Tardaron más de veinte minutos en encontrar la adecuada: una que se encontrara en ese mismo piso, no fuera a derrumbarse con ellos dentro, no demasiado grande como para que tardaran horas en aclimatarla y que se encontrara en un estado lo suficientemente aceptable como para que el viento no se colara por ninguna grieta. La cocina fue la elegida.

Tras salir de nuevo a la intemperie y recoger la leña seca que encontraron en los alrededores, encendieron la chimenea y comprobaron que tiraba; no fueran a ahogarse por culpa del humo. Después Vekka sacó de su atillo dos conejos que había cazado de camino allí y Lysell los condimentó con algunos frutos silvestres. Mientras los chicos lo preparaban todo en una de las ollas polvorientas que encontraron dentro de uno de los armarios bajos de la encimera, Firela se dedicó a abrillantar y afilar sus dos puñales.

—Son lo más parecido a unos hijos que tengo —comentó con una sonrisa torcida cuando descubrió a Lysell observándola con el ceño fruncido.

Minutos más tarde, la estancia entera olía a bayas, carne frita y leña quemada. Los tres se reunieron alrededor de la mesa de madera que había en el centro de la habitación, sentados en sillas cojas.

Durante un buen rato ninguno pronunció palabra. Sus bocas estaban exclusivamente al servicio de la comida. El agotamiento del viaje se disipó con el aroma del plato y no hubo más preocupaciones en las que pensar hasta que los estómagos no estuvieron llenos.

Cuando terminaron, se repanchingaron a descansar y a relamerse las comisuras de los labios.

Vekka soltó un eructo y las dos chicas se rieron.

—Supongo que lo que Vekka quiere decir es que estaba delicioso —comentó Lysell sintiéndose, por fin después de tanto tiempo, relajada y tranquila. Por primera vez desde que habían huido del campamento empezaba a encontrarle algún sentido a toda esa locura.

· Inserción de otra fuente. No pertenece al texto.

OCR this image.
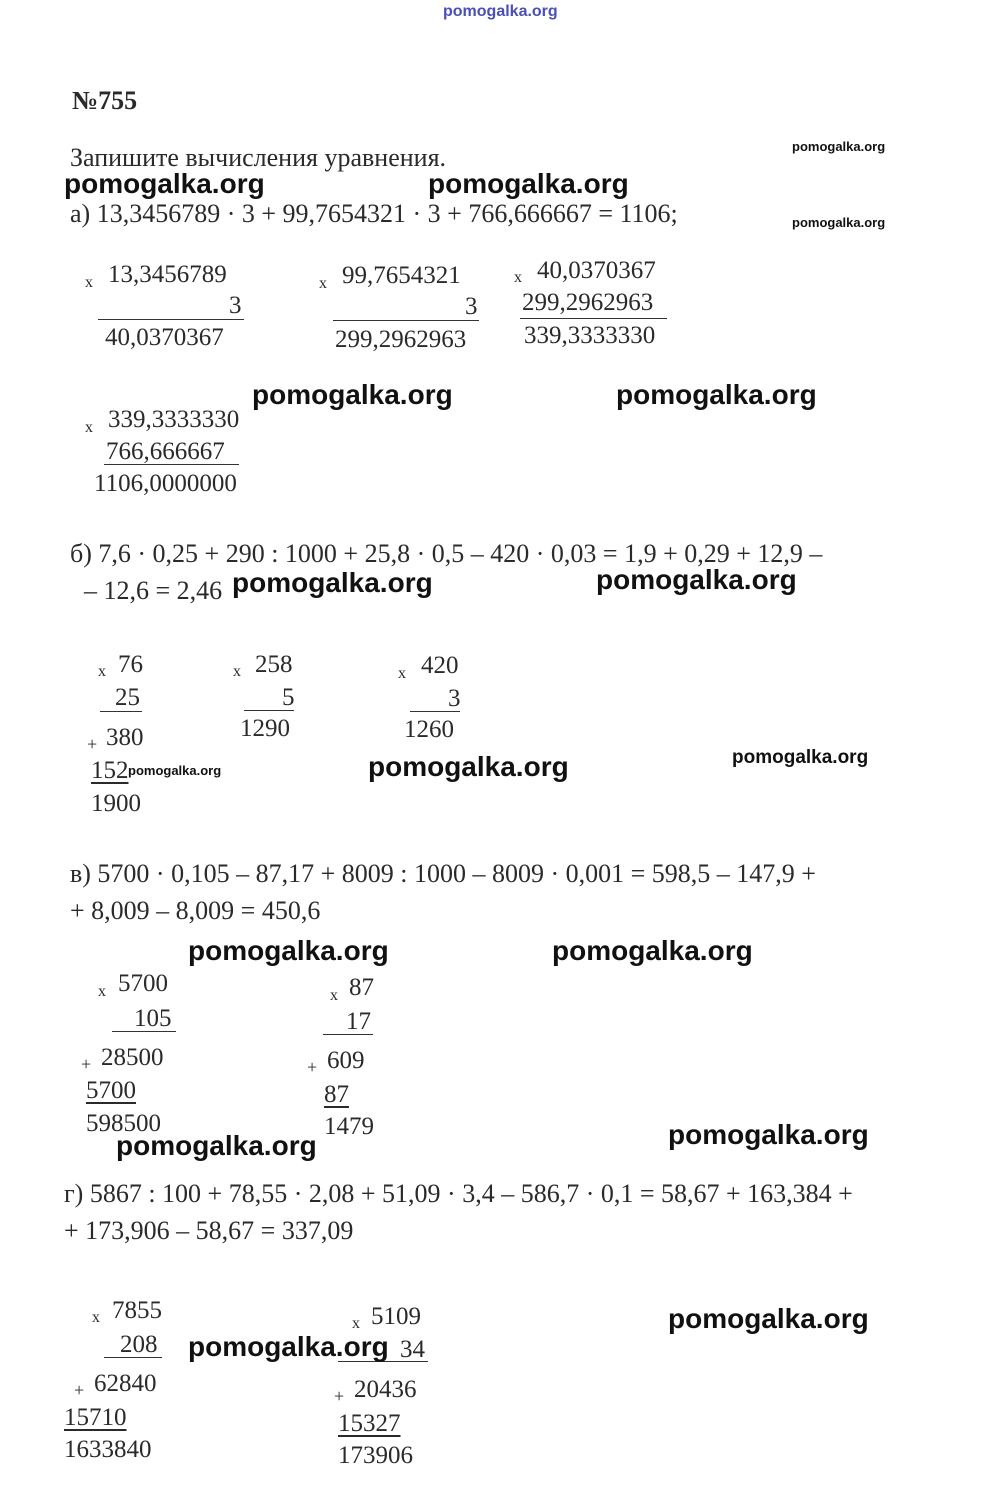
pomogalka.org
№755
Запишите вычисления уравнения.
а) 13,3456789 · 3 + 99,7654321 · 3 + 766,666667 = 1106;
x 13,3456789
3
40,0370367
x 99,7654321
3
299,2962963
x 40,0370367
299,2962963
339,3333330
x 339,3333330
766,666667
1106,0000000
б) 7,6 · 0,25 + 290 : 1000 + 25,8 · 0,5 – 420 · 0,03 = 1,9 + 0,29 + 12,9 –
– 12,6 = 2,46
x 76
25
+ 380
152
1900
x 258
5
1290
x 420
3
1260
в) 5700 · 0,105 – 87,17 + 8009 : 1000 – 8009 · 0,001 = 598,5 – 147,9 +
+ 8,009 – 8,009 = 450,6
x 5700
105
+ 28500
5700
598500
x 87
17
+ 609
87
1479
г) 5867 : 100 + 78,55 · 2,08 + 51,09 · 3,4 – 586,7 · 0,1 = 58,67 + 163,384 +
+ 173,906 – 58,67 = 337,09
x 7855
208
+ 62840
15710
1633840
x 5109
34
+ 20436
15327
173906
pomogalka.org
pomogalka.org	pomogalka.org
pomogalka.org
pomogalka.org	pomogalka.org
pomogalka.org	pomogalka.org
pomogalka.org
pomogalka.org
pomogalka.org
pomogalka.org	pomogalka.org
pomogalka.org	pomogalka.org
pomogalka.org
pomogalka.org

—No puedo estar más de acuerdo. —Firela cerró los ojos y se colocó las manos en la nuca. También a ella parecía que le hubieran quitado un enorme peso de encima.

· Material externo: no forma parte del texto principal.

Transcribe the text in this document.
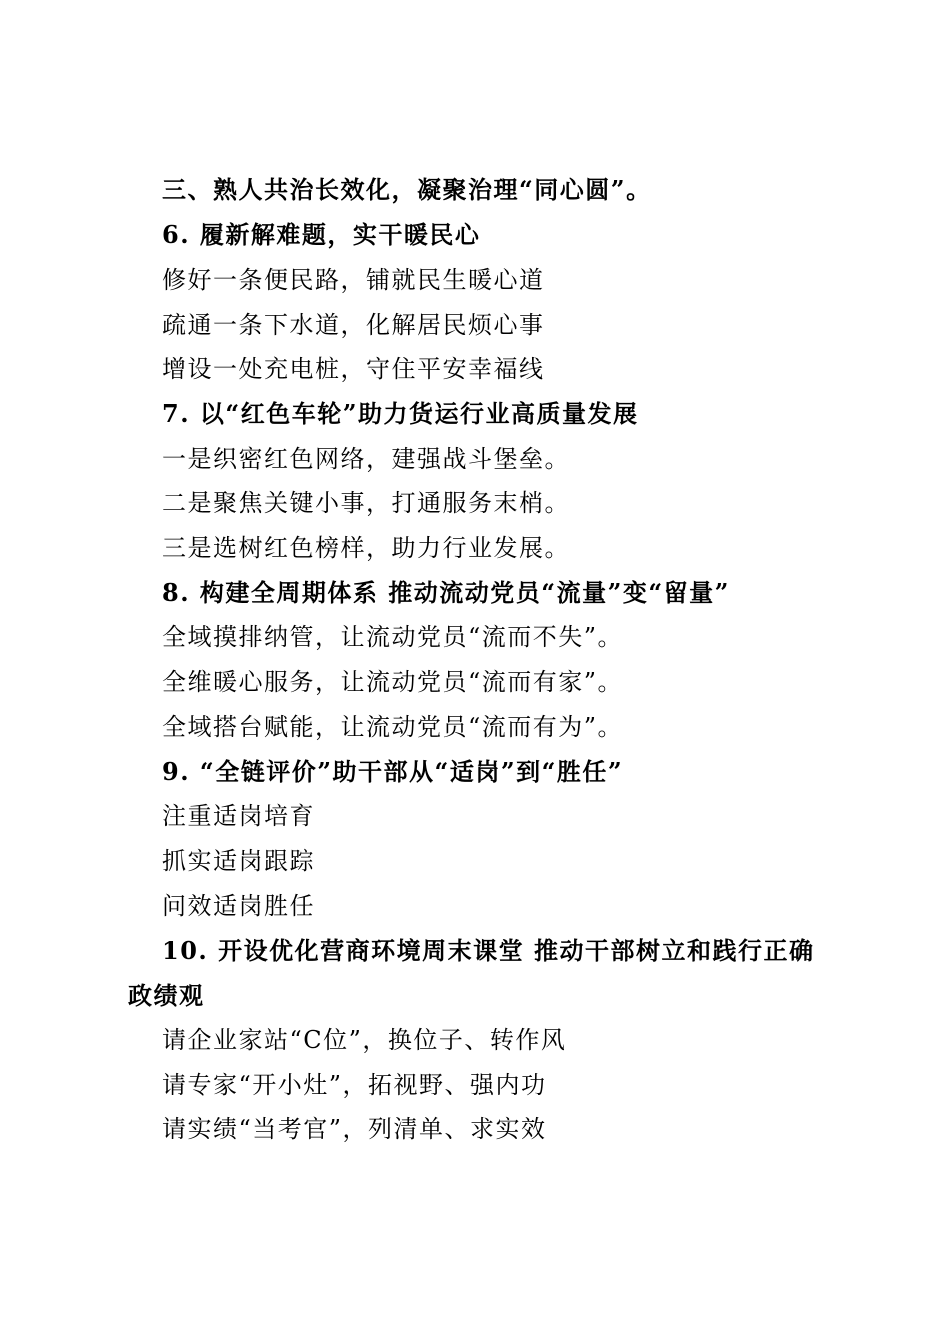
三、熟人共治长效化，凝聚治理“同心圆”。
6. 履新解难题，实干暖民心
修好一条便民路，铺就民生暖心道
疏通一条下水道，化解居民烦心事
增设一处充电桩，守住平安幸福线
7. 以“红色车轮”助力货运行业高质量发展
一是织密红色网络，建强战斗堡垒。
二是聚焦关键小事，打通服务末梢。
三是选树红色榜样，助力行业发展。
8. 构建全周期体系 推动流动党员“流量”变“留量”
全域摸排纳管，让流动党员“流而不失”。
全维暖心服务，让流动党员“流而有家”。
全域搭台赋能，让流动党员“流而有为”。
9. “全链评价”助干部从“适岗”到“胜任”
注重适岗培育
抓实适岗跟踪
问效适岗胜任
10. 开设优化营商环境周末课堂 推动干部树立和践行正确
政绩观
请企业家站“C位”，换位子、转作风
请专家“开小灶”，拓视野、强内功
请实绩“当考官”，列清单、求实效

Lue se encontraba frente a la chimenea, tumbado y con los ojos cerrados. Su respiración acompasada y profunda se mezclaba con el chisporroteo del fuego y las ramas agitadas por el viento en el exterior.

Lysell se llevó a la boca uno de los pequeños huesos que quedaban en su plato y, olvidándose de su don, preguntó:

—Firela, ¿de dónde eres?

—De Salmat —replicó la otra, abriendo los ojos de pronto.

—¿Por dónde está? —preguntó la niña, todavía con la vista puesta en su comida y sin reparar en el gesto de preocupación de la mujer.

—Al sur, junto a la costa.

—Debe de ser precioso…

—Lo era —respondió Firela, sonriendo con los labios, pero no con los ojos—. Recuerda que hace mucho que me marché de allí.

—Querrás decir que os marchasteis, tu hermano y tú ¿No?

—No.

La niña frunció el ceño y se giró hacia ella.

—¿No os fuisteis de Salmat juntos tu hermano y tú?

—No.

Lue abrió sus ojos oscuros y Vekka se tensó al percibir que algo no marchaba bien, a pesar de no saber discernir de qué se trataba.

—¿Te fuiste sola?

—No.

Lentamente, sin que nadie lo advirtiera, Firela fue moviendo su mano hacia la cintura.

—¿Con quién te marchaste de allí?

—Con mi hermana Kalendra.

Lysell miró a Vekka, que se mantenía impasible. Parecía una estatua de sí mismo. El lobo alzó las orejas, alerta.

—¿Y dónde está… Kalendra?

—Muerta.

Parecía que estuvieran bailando una coreografía sobre un campo repleto de trampas. Y que con cada paso que daban, con cada pregunta que la niña realizaba, el terreno se fuera complicando.

—Lo siento mucho —guardó silencio—. ¿Cómo murió?

—Asesinada.

Sabía que si dejaba de hablar volvería a la seguridad que había dejado atrás. Pero, si no lo hacía, nunca sabría qué se ocultaba al final del camino. Y aunque en los ojos de Firela la oscuridad comenzaba a ganar terreno a la luz, no podía contener su lengua.

—¿Por quién? —se sonrojó mientras pronunciaba las palabras.

—Adhárel Forestgreen.

La niña meditó las palabras. Firela sacó con suavidad uno de los puñales de su vaina y aguardó con el brazo en tensión.

—¿Fue cuando te encontraste con tu hermano?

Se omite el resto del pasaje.